Golden, Oregon – a ghost town

During our recent trip to Wolf Creek Campground, we had plenty of time to explore a bit.  Just 3 miles away was a real live ghost town.  Our daughter has a bucket list of things to do before she’s 12 and visiting a ghost town is on it.  Clearly, we had no choice but to go check it out!

Golden, Oregon, is just a few minutes off I-5 and is a fun way to stretch  your legs.  We stayed about 30 minutes and had fun imaging life “back then”. Golden is now maintained by Oregon State Parks and is open for anyone to visit.

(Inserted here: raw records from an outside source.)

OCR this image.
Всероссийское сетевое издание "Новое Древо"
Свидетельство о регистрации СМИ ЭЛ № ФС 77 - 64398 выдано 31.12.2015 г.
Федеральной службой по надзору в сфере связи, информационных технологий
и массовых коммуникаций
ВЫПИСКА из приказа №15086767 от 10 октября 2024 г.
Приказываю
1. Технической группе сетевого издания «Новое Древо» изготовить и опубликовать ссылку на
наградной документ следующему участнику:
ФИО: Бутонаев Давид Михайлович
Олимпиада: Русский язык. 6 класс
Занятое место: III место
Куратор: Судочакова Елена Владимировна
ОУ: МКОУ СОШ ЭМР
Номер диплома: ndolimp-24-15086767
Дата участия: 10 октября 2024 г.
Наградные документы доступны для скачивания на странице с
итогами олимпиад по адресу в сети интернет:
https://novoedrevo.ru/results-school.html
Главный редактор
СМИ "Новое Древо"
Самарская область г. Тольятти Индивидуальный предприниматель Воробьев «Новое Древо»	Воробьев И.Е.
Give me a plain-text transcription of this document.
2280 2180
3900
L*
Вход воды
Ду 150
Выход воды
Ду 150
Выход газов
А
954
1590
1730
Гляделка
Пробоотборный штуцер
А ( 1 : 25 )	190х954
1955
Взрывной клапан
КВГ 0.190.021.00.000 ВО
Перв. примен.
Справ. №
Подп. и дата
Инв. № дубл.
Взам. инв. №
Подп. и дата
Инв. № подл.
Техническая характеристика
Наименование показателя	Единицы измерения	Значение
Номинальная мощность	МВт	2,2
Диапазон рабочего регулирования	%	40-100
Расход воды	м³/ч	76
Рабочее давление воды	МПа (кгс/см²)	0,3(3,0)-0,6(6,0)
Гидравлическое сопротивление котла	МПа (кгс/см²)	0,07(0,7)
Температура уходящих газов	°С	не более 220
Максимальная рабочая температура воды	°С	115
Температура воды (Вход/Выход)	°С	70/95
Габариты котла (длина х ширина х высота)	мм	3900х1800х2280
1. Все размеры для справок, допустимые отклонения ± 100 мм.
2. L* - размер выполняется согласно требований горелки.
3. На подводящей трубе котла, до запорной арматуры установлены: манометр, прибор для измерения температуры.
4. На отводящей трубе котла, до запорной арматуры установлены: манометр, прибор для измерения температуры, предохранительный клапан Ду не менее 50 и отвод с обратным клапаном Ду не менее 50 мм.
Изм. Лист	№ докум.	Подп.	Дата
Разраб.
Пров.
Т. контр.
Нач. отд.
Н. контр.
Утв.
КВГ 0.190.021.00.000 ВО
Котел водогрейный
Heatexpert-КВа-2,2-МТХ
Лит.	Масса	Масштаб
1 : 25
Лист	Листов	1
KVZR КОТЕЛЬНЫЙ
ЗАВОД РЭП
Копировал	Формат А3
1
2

Parts of the TV show “Bonanza” and several movies were filmed in Golden in the 1950s-1970s, so rumor has it that everything you see isn’t necessarily as old as it looks.  But even if it’s not 100% authentic, it’s an adventure and it’s listed as a Heritage Site.

 The first thing we saw, besides a big sign, was this gorgeous old church.  We parked nearby and hopped out.  I couldn’t wait to read the sign.

 

I’ll leave you the rest of the signs to discover for yourself, but I
loved this old photo showing the church in its younger days.  Notice the “Ruble” name.

 

Inside the church.  Remarkably good condition considering the door’s lock was broken.

After we checked out the church, we headed next door to the mercantile.

 

Inside the mercantile are remnants of another era.  How much of this is real and how much is from the Bonanza filming, I don’t really know.

 

First thing, we checked dates.  1993…I have no idea what someone was decorating for, but they worked hard because all the shelves were covered and the newspapers were all cut in a lace pattern.
An old stove in the living quarters of the mercantile.  Still full of ashes.
After the mercantile, the school building was next.  As late as 1906, they still had 36 children enrolled here.

 

Notice again the “Ruble” name.  These were scrawled under the coat hooks behind the door.
Golden is an old mining town, and for decades the miners used hydraulic pumps to blast out the hillsides and create this broad valley.  For years, it apparently was a wasteland, but now a non-profit group is working to restore it and create wetlands.